AI and machine learning have been an area of great interest among FIP faculty. For example:
- Natasha Litchinitser is using AI to design small silicon chips for routing optical interconnects.
- Willie Padilla is designing sustainable types of thermal energy harvesters and lighting.
- David R. Smith, one of the original inventors of metamaterials, is creating new types of imaging sensors that work with microwaves.
- Guillermo Sapiro works extensively on theory and applications in computer vision, computer graphics, medical imaging, image analysis and machine learning.
- Sina Farsiu and Joseph Izatt have integrated machine learning and optics to design a multi-aperture optical system capable of sampling non-confocal light while simultaneously performing confocal imaging.
- Tuan Vo-Dinh and his team use machine learning methods to rapidly analyze biomedical markers’ signals for early cancer detection and environmental monitoring of toxic pollutants.
- David E. Carlson is focused on novel machine learning and artificial intelligence techniques for ecological and mental health applications.
- Timothy Dunn develops machine learning techniques in computational neuroscience and traumatic brain injury studies.

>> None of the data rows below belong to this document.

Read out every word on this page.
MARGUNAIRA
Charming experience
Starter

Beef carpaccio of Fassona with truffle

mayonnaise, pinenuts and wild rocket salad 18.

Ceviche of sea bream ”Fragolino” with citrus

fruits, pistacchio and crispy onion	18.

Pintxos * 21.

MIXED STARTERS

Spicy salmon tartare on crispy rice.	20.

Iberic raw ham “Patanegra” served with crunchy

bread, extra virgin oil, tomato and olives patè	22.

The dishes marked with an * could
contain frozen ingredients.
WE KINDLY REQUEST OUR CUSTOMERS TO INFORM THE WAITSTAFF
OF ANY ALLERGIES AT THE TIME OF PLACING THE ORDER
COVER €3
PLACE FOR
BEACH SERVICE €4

“AI is a hot topic today in simulating human responses and fully automating platforms that mimic what humans would do,” Horstmeyer said. “But most of what’s happening with AI and photonics at Duke has more to do with advanced design and data analytics, synthesizing many types of data in a complex way using similar tools.”
With such a wide range of research topics and a large number of faculty in the space, Dunn and Horstmeyer say their first steps with the new initiative will be to build a community, making connections among physics, chemistry, biology, medicine, engineering and more. Even if a researcher isn’t currently using AI but is interested in exploring potential applications, they want to bring them into the group and help get them started.
The duo also plans to create a series of lectures specifically targeting AI in photonics to expand the group’s knowledge base and bring in new ideas for researchers to consider. And, eventually, they want to apply for a large training grant or collaborative grant to cement the AI in Photonics Initiative as an active entity for years to come.